People infected with COVID-19 may experience headaches in the initial phase of their illness. The headaches may have throbbing or pressing qualities and worsen when moving or trying to concentrate, typically lasting for several days before subsiding on their own.

Most people infected with the COVID-19 virus will recover without serious health complications; however, older adults and those living with preexisting medical conditions are at greater risk of contracting pneumonia or experiencing other severe side effects from this infection.

COVID-19 infection can result in symptoms that persist beyond one month; this condition is known as long COVID-19 or post-COVID-19 syndrome and symptoms may include headaches, tiredness, stomach ache, trouble breathing and changes to taste and smell sensations.

If you have COVID-19, it’s essential that you try to avoid close contact with other people and wear a face mask when in close quarters with them. Also practicing good hygiene such as frequent handwashing or using alcohol-based hand rubs is another effective way to protect against spread.


Headaches are an all too familiar health condition. From mild to severe, lasting several days or weeks and being caused by many different sources, headaches are one of the primary factors responsible for missed work or school days and visits to a physician. While treatment options depend on what triggered it initially, any given cause of headaches will eventually need attention as well.

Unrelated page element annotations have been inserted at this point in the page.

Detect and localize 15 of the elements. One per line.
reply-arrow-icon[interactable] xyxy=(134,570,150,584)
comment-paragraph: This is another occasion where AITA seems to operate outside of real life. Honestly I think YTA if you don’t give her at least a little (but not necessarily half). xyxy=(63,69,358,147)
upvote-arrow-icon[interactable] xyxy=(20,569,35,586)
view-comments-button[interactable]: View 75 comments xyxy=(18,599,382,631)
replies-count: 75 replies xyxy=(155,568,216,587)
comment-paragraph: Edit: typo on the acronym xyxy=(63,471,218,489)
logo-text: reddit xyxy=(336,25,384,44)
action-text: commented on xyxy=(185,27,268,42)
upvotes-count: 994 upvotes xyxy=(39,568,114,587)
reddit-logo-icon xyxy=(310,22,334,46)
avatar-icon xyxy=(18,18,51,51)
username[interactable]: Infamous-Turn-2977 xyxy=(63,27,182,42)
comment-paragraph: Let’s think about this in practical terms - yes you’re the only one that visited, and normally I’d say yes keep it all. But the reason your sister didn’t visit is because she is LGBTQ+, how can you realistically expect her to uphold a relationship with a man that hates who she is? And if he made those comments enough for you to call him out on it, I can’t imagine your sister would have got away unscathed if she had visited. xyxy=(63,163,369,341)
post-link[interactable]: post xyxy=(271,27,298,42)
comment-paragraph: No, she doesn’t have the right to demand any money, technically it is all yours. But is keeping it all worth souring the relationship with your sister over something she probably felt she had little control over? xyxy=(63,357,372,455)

As part of diagnosing headaches, physicians conduct a review of medical history and physical/neurological exam. Blood tests or other lab screenings may also be performed in order to rule out or identify conditions which may contribute to headaches; such as testing fluid that surrounds the brain/spinal cord to detect infections/toxins affecting nerves/blood vessels as well as congestion/inflammation issues that could contribute to headaches; while x-rays can show congestion/inflammation issues which can contribute to headaches.

Other imaging tests available to you include computed tomography scans (CT scans), which use X-rays and computer technology to create horizontal or axial slices (often known as slices) of your body that show bone, muscle, fat and organ structures more clearly than traditional X-rays can. An MRI (magnetic resonance imaging) uses large magnets and radiofrequencies to generate detailed pictures of organs and structures within your body.

If you have COVID-19, your doctor may advise staying home to recuperate. He or she may advise staying away from close family and friends as well as wearing a mask when in public and not touching anyone or animals. In addition, regular handwashing will likely be recommended and you should try not touching your face, nose, or eyes as this disease spreads easily through coughs, sneezes, talking or touching surfaces contaminated by COVID-19 carriers.